Rory McIlroy's heroics at Congressional on Friday prove sport can still churn out genuine bewilderment.
Rory McIlroy's script straight out of Holywood
Why bother anymore with sport and all its crud?
Well, how about Friday?
On Friday came a sight that made the eyes send a message to the brain which then sent a message to the jaw instructing it to drop in the general direction of the floor. On Friday evening a quick check of the US Open leaderboard, an exercise that could have turned up humdrum, turned up wow!
On a course doling out pain, in wretched heat, that lad from Holywood in Northern Ireland had a 10-shot lead and stood at 13-under par, the lowest score anybody ever had at any juncture in all the 111 humiliating times they have played that tournament.
Taking the macro view from there, it did not matter what would happen to Rory McIlroy through the weekend at Congressional Country Club - even the double bogey on 18 that dropped his 36-hole total to 11-under par. It did not matter if he would sustain his gaping lead and win his first major title at 22 or if he would cough up the whole thing and incur another harsh lesson.
What mattered was the loudness, the further proof that sport still can churn out a fine bewilderment better than just about anything else in life.
The freight train out of Holywood keeps getting more audible, and it promises to add a huge dose of interest whether McIlroy racks up some major wins or has further difficulty locating trophies. At the British Open last year, he opened with a 63 for first place, then spat out an almost inconceivable 80 before settling finally into third. At the PGA Championship, he lurked in second after three rounds before finishing third again.
At the Masters, most graphically, he led after Thursday (tie) and Friday (alone) and Saturday (by four) before another phantasmagorical 80 sent him on one of those haunted, if scenic, tours of the back nine at Augusta National. He still impressed listeners with his aplomb, fielding questions afterward.
Then at this US Open, he produced the kind of you're-kidding moment that keeps sport going, lends it fresh waves of surprise.
Tabulate all of this from 2011, and at the first two majors of the year, that curly-haired kid who showed up at Carnoustie in 2007 has wrought more commotion than all but the one golfer who always wreaks the most commotion. He - McIlroy - had done this at age barely 22, absurdly young even if Tiger Woods made us forget so.
It seemed as if the game whisked toward - not into, but toward - a new paradigm in which it might turn out largely (if never exclusively) about McIlroy. The elderly Sergio Garcia, 31, whose storyline shows the hardness of winning majors, even went so far as to say that McIlroy already "deserves" a major title.
These stories don't have to turn out this way, especially in the finicky business of golf. They don't have to wind up even hinting at future trophies the way McIlroy's story has.

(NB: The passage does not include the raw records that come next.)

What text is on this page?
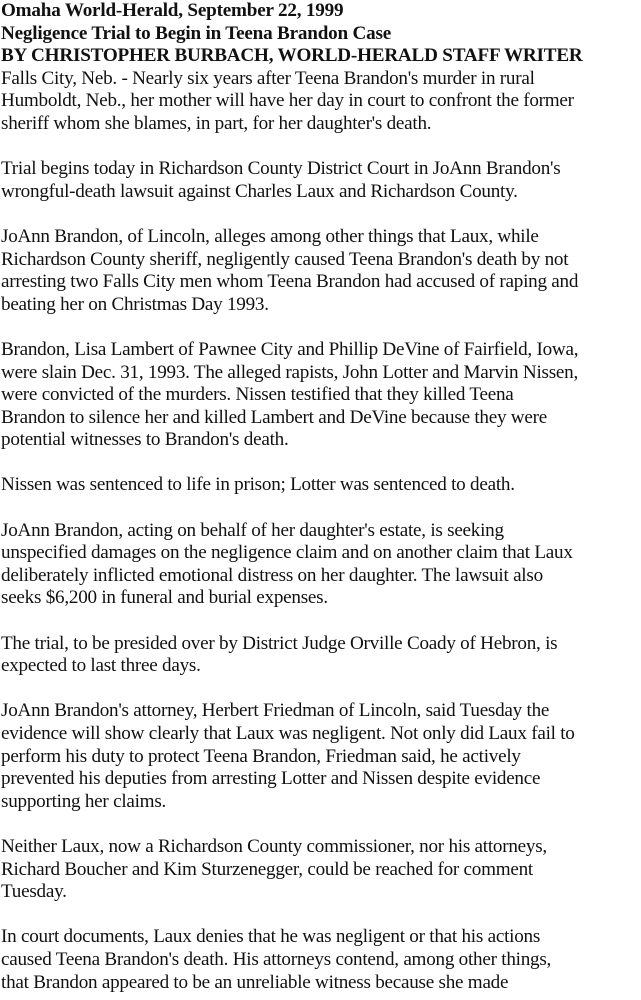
Omaha World-Herald, September 22, 1999
Negligence Trial to Begin in Teena Brandon Case
BY CHRISTOPHER BURBACH, WORLD-HERALD STAFF WRITER
Falls City, Neb. - Nearly six years after Teena Brandon's murder in rural
Humboldt, Neb., her mother will have her day in court to confront the former
sheriff whom she blames, in part, for her daughter's death.
Trial begins today in Richardson County District Court in JoAnn Brandon's
wrongful-death lawsuit against Charles Laux and Richardson County.
JoAnn Brandon, of Lincoln, alleges among other things that Laux, while
Richardson County sheriff, negligently caused Teena Brandon's death by not
arresting two Falls City men whom Teena Brandon had accused of raping and
beating her on Christmas Day 1993.
Brandon, Lisa Lambert of Pawnee City and Phillip DeVine of Fairfield, Iowa,
were slain Dec. 31, 1993. The alleged rapists, John Lotter and Marvin Nissen,
were convicted of the murders. Nissen testified that they killed Teena
Brandon to silence her and killed Lambert and DeVine because they were
potential witnesses to Brandon's death.
Nissen was sentenced to life in prison; Lotter was sentenced to death.
JoAnn Brandon, acting on behalf of her daughter's estate, is seeking
unspecified damages on the negligence claim and on another claim that Laux
deliberately inflicted emotional distress on her daughter. The lawsuit also
seeks $6,200 in funeral and burial expenses.
The trial, to be presided over by District Judge Orville Coady of Hebron, is
expected to last three days.
JoAnn Brandon's attorney, Herbert Friedman of Lincoln, said Tuesday the
evidence will show clearly that Laux was negligent. Not only did Laux fail to
perform his duty to protect Teena Brandon, Friedman said, he actively
prevented his deputies from arresting Lotter and Nissen despite evidence
supporting her claims.
Neither Laux, now a Richardson County commissioner, nor his attorneys,
Richard Boucher and Kim Sturzenegger, could be reached for comment
Tuesday.
In court documents, Laux denies that he was negligent or that his actions
caused Teena Brandon's death. His attorneys contend, among other things,
that Brandon appeared to be an unreliable witness because she made
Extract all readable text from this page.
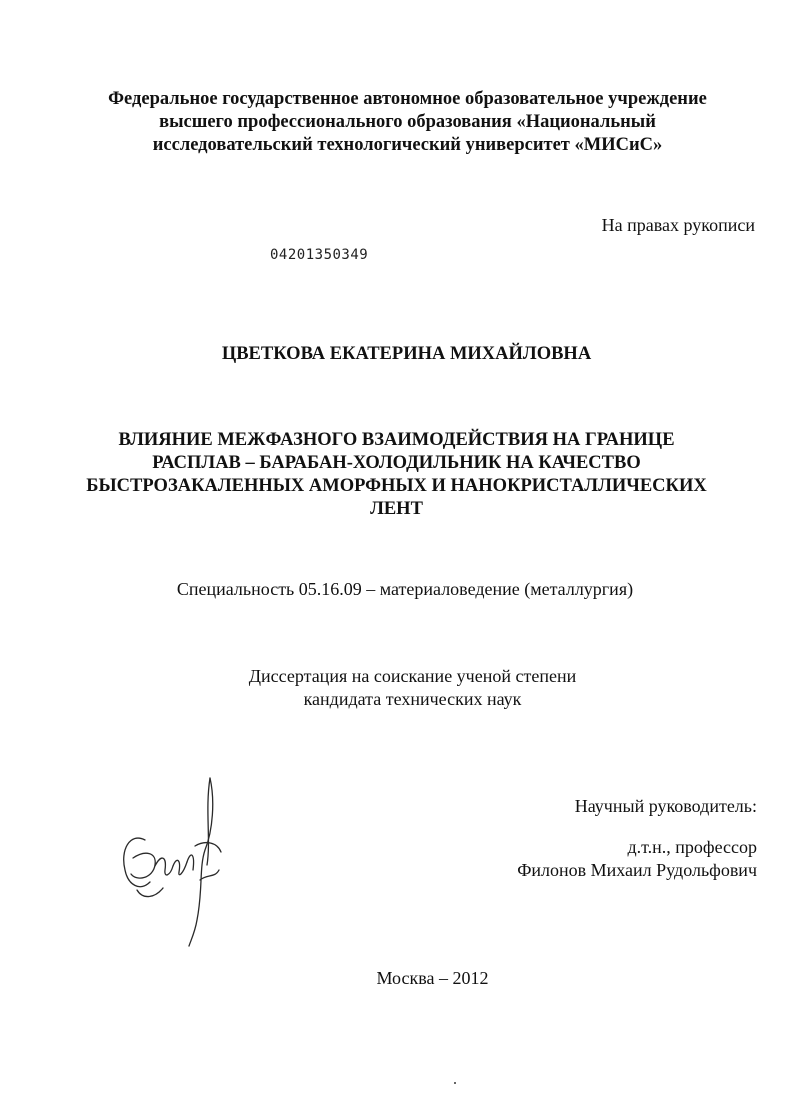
Федеральное государственное автономное образовательное учреждение
высшего профессионального образования «Национальный
исследовательский технологический университет «МИСиС»
На правах рукописи
04201350349
ЦВЕТКОВА ЕКАТЕРИНА МИХАЙЛОВНА
ВЛИЯНИЕ МЕЖФАЗНОГО ВЗАИМОДЕЙСТВИЯ НА ГРАНИЦЕ
РАСПЛАВ – БАРАБАН-ХОЛОДИЛЬНИК НА КАЧЕСТВО
БЫСТРОЗАКАЛЕННЫХ АМОРФНЫХ И НАНОКРИСТАЛЛИЧЕСКИХ
ЛЕНТ
Специальность 05.16.09 – материаловедение (металлургия)
Диссертация на соискание ученой степени
кандидата технических наук
Научный руководитель:
д.т.н., профессор
Филонов Михаил Рудольфович
Москва – 2012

Sure, he won the amateur's Silver Medal at that Open in Scotland in 2007. Sure, he shot 68 in his first round at age 18 and felt "a chill down the back of my spine with the ovation I got" with seemingly half of Holywood present at No 18. Sure, he charmed reporters by relating that the biggest star from this particular Holywood happened to be the guy who invented those "cat's eyes" that adorn roads to guide nighttime drivers.Sure, he said he had learned the invaluable lesson that you "don't have to do extraordinary things to do well out here", and drew chortles with his immediate plans to go from Scotland to skiing in Dubai.
None of that meant we would ever hear his name again, not the way that sport jettisons people of substantial skill.
And sure, he would notch that first win in Dubai in 2009, lead by six on Sunday, bogey three straight holes, steady himself on No 18 for one of the best bunker shots of his days, learn the difficulty of maintaining even a yawning lead, reach the top 20 and say, "Yeah, wow." Those details lent further promise, but they did not necessitate any of this.
They did not foretell that he might just have that something extra, that he would spend three days leading the Masters while still 21, that his theatrical skill at the US Open would draw raves from Phil Mickelson et al, or that whatever heights or pratfalls might come by Sunday evening, he and his 13 under would give the gift of astonishment, a leading reason to bother with following any of this stuff.